Whatever else People’s Park is or isn’t, it remains a highly potent statement of anti-capitalist defiance. Taking up a block of extremely valuable East Bay real estate, it turns a profit for no one. It looks the region’s masters in the eyes and says you can’t have everything. Its continued existence proves something dangerous: you, too, can seize something from the most powerful people in town, make it into whatever you want, and hold it for half a century. They will hit you hard, so hard that some of your people will die. But if you fight for it, you can keep it. This challenge is its meaning. The park is its own demand, and it concedes nothing to the UC and Berkeley’s power brokers.
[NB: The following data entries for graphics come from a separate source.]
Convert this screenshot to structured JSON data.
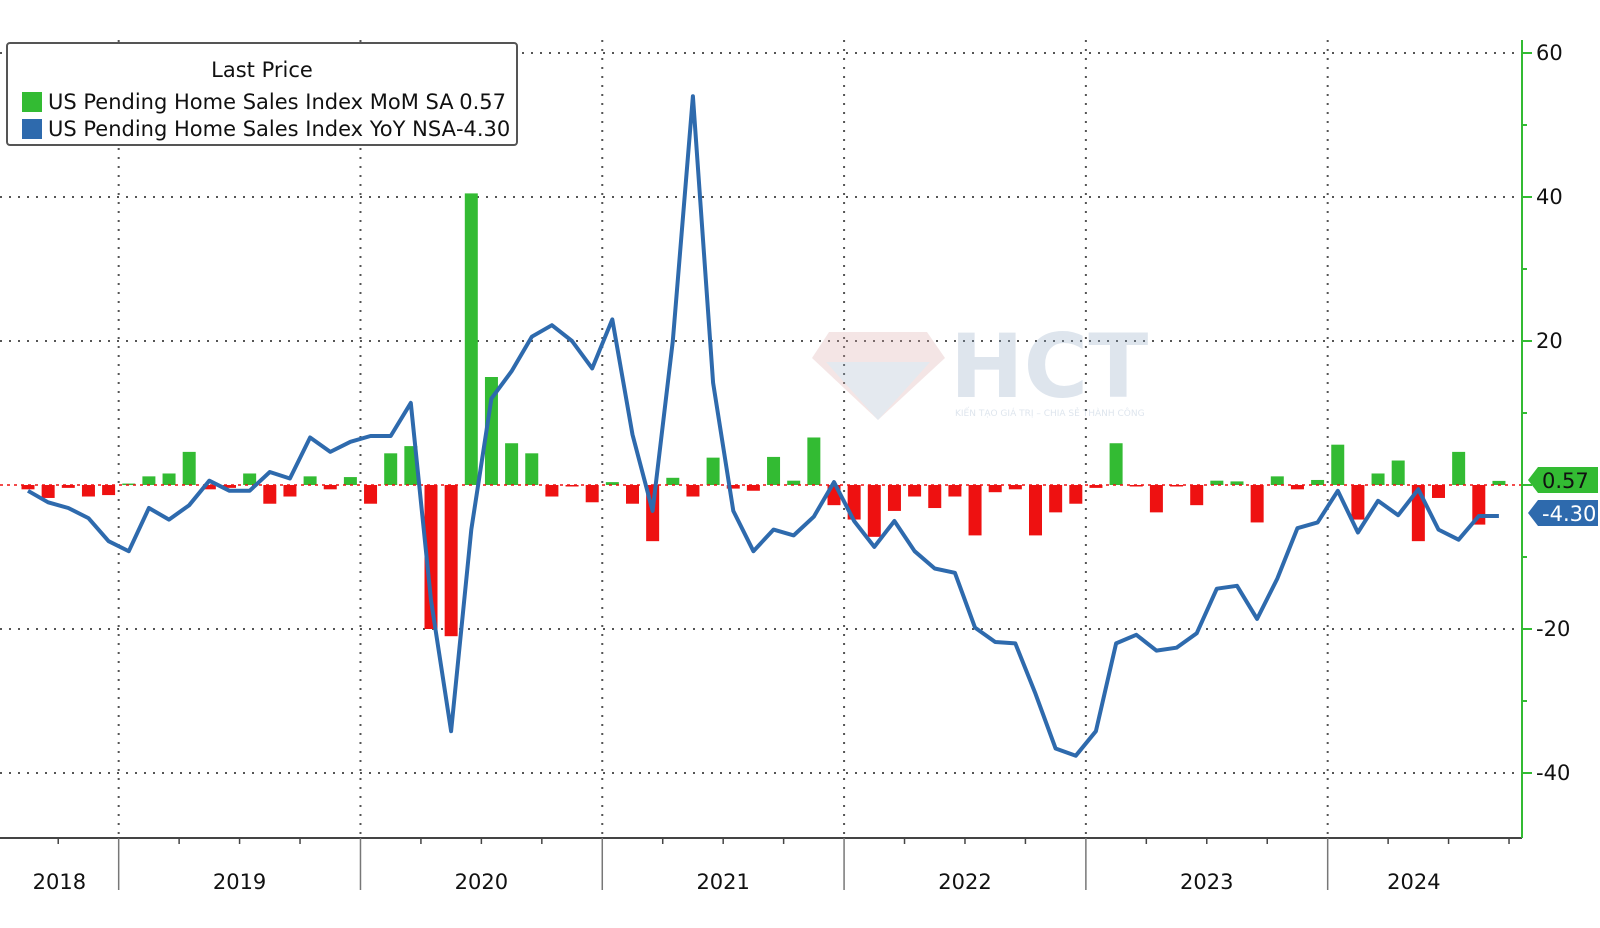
{
  "legend": {
    "title": "Last Price",
    "items": [
      {
        "label": "US Pending Home Sales Index MoM SA",
        "value": "0.57",
        "color": "#33bb33"
      },
      {
        "label": "US Pending Home Sales Index YoY NSA",
        "value": "-4.30",
        "color": "#2e6aad"
      }
    ]
  },
  "watermark": {
    "text": "HCT",
    "tagline": "KIẾN TẠO GIÁ TRỊ – CHIA SẺ THÀNH CÔNG"
  },
  "chart_data": {
    "type": "bar+line",
    "title": "",
    "xlabel": "",
    "ylabel": "",
    "ylim": [
      -46,
      62
    ],
    "yticks": [
      60,
      40,
      20,
      -20,
      -40
    ],
    "ytick_labels": [
      "60",
      "40",
      "20",
      "-20",
      "-40"
    ],
    "x_year_labels": [
      "2018",
      "2019",
      "2020",
      "2021",
      "2022",
      "2023",
      "2024"
    ],
    "x_start_month": "2018-08",
    "grid": true,
    "legend_position": "top-left",
    "positive_bar_color": "#33bb33",
    "negative_bar_color": "#ee1111",
    "line_color": "#2e6aad",
    "last_labels": [
      {
        "series": "US Pending Home Sales Index MoM SA",
        "text": "0.57",
        "value": 0.57,
        "color": "#33bb33"
      },
      {
        "series": "US Pending Home Sales Index YoY NSA",
        "text": "-4.30",
        "value": -4.3,
        "color": "#2e6aad"
      }
    ],
    "series": [
      {
        "name": "US Pending Home Sales Index MoM SA",
        "kind": "bar",
        "values": [
          -0.6,
          -1.8,
          -0.4,
          -1.6,
          -1.4,
          0.2,
          1.2,
          1.6,
          4.6,
          -0.6,
          -0.4,
          1.6,
          -2.6,
          -1.6,
          1.2,
          -0.6,
          1.1,
          -2.6,
          4.4,
          5.4,
          -20.0,
          -21.0,
          40.5,
          15.0,
          5.8,
          4.4,
          -1.6,
          -0.2,
          -2.4,
          0.4,
          -2.6,
          -7.8,
          1.0,
          -1.6,
          3.8,
          -0.5,
          -0.8,
          3.9,
          0.6,
          6.6,
          -2.8,
          -4.8,
          -7.2,
          -3.6,
          -1.6,
          -3.2,
          -1.6,
          -7.0,
          -1.0,
          -0.6,
          -7.0,
          -3.8,
          -2.6,
          -0.4,
          5.8,
          -0.2,
          -3.8,
          -0.1,
          -2.8,
          0.6,
          0.5,
          -5.2,
          1.2,
          -0.6,
          0.7,
          5.6,
          -4.8,
          1.6,
          3.4,
          -7.8,
          -1.8,
          4.6,
          -5.5,
          0.57
        ]
      },
      {
        "name": "US Pending Home Sales Index YoY NSA",
        "kind": "line",
        "values": [
          -0.8,
          -2.4,
          -3.2,
          -4.6,
          -7.8,
          -9.2,
          -3.2,
          -4.8,
          -2.8,
          0.6,
          -0.8,
          -0.8,
          1.8,
          0.9,
          6.6,
          4.6,
          6.0,
          6.8,
          6.8,
          11.4,
          -16.0,
          -34.2,
          -6.2,
          12.0,
          15.8,
          20.6,
          22.2,
          20.0,
          16.2,
          23.0,
          7.0,
          -3.6,
          20.0,
          54.0,
          14.2,
          -3.6,
          -9.2,
          -6.2,
          -7.0,
          -4.4,
          0.4,
          -5.0,
          -8.6,
          -5.0,
          -9.2,
          -11.6,
          -12.2,
          -19.8,
          -21.8,
          -22.0,
          -29.0,
          -36.6,
          -37.6,
          -34.2,
          -22.0,
          -20.8,
          -23.0,
          -22.6,
          -20.6,
          -14.4,
          -14.0,
          -18.6,
          -13.0,
          -6.0,
          -5.2,
          -0.8,
          -6.6,
          -2.2,
          -4.2,
          -0.6,
          -6.2,
          -7.6,
          -4.3,
          -4.3
        ]
      }
    ]
  }
}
People’s Park has already experienced one cycle of death and resurrection. Of its many defeats, none have been final. The question will be asked over the coming days and weeks by skeptical onlookers and curious investigators: “Who owns the park?” We do. If we want it back now, we will have to fight for it again.


  1. Bardacke’s knowingly simplified account of the history of property in Berkeley is sometimes clumsy, and his theoretically undeveloped framing of white revolutionaries fighting “in the spirit of the Costanoan Indians” today reads as tone deaf at best and racist at worst. The park people’s claim on the land sits somewhat uncomfortably with the Bay Area-based Indians of All Tribes’ assertion later that same year that “This is Indian Land.” Unfortunately, there isn’t adequate space in this piece to explore the contradiction between these two conceptions of land ownership, or the connections and fissures between the park movement and the occupation of Alcatraz six months later (both of which Berkeley indigenous activist LaNada War Jack participated in).